Es gracioso, el lema de ese Estado es Alis volat propriis, que significa “Vuela con tus propias alas”. Yo tenía entonces 19 años. El próximo jueves cumpliré 55. Cuando todo se derrumbó, a las pocas semanas de que llegáramos allí, no tuve otra alternativa que despertar. En ese momento, lo que parecía ser una divertida aventura se transformó en una monstruosa pesadilla.

Hacer lo que hice y volverme sola a mi país, volviendo así -también sola- a mi vida monótona, rutinaria y gris, creo que fue la mejor decisión que he tomado hasta el día de hoy.

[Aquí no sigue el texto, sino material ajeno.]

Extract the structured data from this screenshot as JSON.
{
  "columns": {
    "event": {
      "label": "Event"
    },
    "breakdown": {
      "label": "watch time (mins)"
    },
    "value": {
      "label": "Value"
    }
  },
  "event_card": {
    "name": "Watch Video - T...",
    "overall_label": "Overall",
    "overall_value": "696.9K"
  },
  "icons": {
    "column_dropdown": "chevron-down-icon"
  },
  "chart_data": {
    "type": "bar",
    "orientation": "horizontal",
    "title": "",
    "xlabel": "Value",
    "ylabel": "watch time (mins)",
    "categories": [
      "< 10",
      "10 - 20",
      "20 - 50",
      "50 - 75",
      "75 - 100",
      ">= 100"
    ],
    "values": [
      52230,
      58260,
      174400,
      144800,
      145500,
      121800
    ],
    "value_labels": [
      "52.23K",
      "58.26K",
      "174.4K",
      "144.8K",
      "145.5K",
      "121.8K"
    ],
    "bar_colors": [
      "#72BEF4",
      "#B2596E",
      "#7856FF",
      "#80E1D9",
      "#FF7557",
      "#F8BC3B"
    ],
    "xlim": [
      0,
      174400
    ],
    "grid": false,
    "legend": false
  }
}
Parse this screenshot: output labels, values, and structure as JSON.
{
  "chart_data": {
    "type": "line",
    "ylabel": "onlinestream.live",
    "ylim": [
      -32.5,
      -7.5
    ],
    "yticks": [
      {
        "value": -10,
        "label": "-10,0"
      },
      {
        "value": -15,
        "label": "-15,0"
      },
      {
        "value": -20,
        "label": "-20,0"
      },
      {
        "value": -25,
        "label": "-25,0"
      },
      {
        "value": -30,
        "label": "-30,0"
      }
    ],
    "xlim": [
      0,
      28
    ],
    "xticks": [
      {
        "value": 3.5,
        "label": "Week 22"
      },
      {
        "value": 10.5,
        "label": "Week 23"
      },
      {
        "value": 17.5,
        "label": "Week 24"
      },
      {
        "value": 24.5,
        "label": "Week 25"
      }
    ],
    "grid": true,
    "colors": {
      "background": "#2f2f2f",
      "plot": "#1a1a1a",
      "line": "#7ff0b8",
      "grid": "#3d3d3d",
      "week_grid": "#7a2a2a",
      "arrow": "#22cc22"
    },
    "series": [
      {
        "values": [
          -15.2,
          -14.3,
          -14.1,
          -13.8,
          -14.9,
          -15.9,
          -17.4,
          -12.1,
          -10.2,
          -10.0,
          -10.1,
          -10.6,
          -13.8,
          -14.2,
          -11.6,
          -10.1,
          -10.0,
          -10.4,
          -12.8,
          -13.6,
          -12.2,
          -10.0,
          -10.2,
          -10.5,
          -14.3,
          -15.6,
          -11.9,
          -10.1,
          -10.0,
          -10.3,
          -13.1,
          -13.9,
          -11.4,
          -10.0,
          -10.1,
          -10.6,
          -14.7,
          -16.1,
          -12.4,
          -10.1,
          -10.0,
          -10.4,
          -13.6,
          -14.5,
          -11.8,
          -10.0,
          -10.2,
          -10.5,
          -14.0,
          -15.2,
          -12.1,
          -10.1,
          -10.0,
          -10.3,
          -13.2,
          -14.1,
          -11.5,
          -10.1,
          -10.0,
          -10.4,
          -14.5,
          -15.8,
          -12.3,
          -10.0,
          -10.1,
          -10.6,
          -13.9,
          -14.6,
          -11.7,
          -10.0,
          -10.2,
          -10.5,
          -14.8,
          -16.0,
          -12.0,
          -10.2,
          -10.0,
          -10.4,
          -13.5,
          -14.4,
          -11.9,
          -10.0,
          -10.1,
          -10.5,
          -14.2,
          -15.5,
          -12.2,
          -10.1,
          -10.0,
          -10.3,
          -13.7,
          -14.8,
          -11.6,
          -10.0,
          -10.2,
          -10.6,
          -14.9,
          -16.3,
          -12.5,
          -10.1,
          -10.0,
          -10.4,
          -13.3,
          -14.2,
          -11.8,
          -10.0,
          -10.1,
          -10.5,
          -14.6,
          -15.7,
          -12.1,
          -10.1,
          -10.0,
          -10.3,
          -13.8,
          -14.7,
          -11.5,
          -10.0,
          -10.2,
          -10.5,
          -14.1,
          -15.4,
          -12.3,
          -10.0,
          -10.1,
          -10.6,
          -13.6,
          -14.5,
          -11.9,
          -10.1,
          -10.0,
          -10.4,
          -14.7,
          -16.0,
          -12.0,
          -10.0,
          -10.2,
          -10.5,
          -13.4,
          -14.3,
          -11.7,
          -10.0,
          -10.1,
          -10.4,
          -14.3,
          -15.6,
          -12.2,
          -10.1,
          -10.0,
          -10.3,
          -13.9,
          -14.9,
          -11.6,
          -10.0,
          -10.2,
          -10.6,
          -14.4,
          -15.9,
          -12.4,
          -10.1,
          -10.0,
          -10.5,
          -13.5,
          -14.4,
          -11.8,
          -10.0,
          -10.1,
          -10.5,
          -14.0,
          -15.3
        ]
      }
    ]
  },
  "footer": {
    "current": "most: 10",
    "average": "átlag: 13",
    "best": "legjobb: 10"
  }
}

Porque Oregón fue el lugar donde las piezas terminaron de armar el rompecabezas. Aquella cabaña alejada que me había parecido el rincón más romántico del planeta, fue en realidad el punto de reunión del grupo. Reconocí entonces al vagabundo romano, a la violinista húngara, al gondoliero, al mariachi, a la doctora canadiense y al traficante de ciervos. A través de las rendijas de una ventana, pude ver como desplegaban armas, planos, máscaras, chalecos antibalas y explosivos. Entonces supe que me había convertido en cómplice de una maniobra terrorista que se disponía a acabar con la vida de cientos de personas. Y yo, aquella chiquilina temerosa y enamorada, fui capaz de romper con el plan a riesgo incluso de mi propia vida.

Aún no sé de dónde me salieron fuerzas para deslizarme en la noche hasta la estación de servicio más cercana y avisar, ante la mirada incrédula del empleado, que a un kilómetro de allí se preparaba una masacre.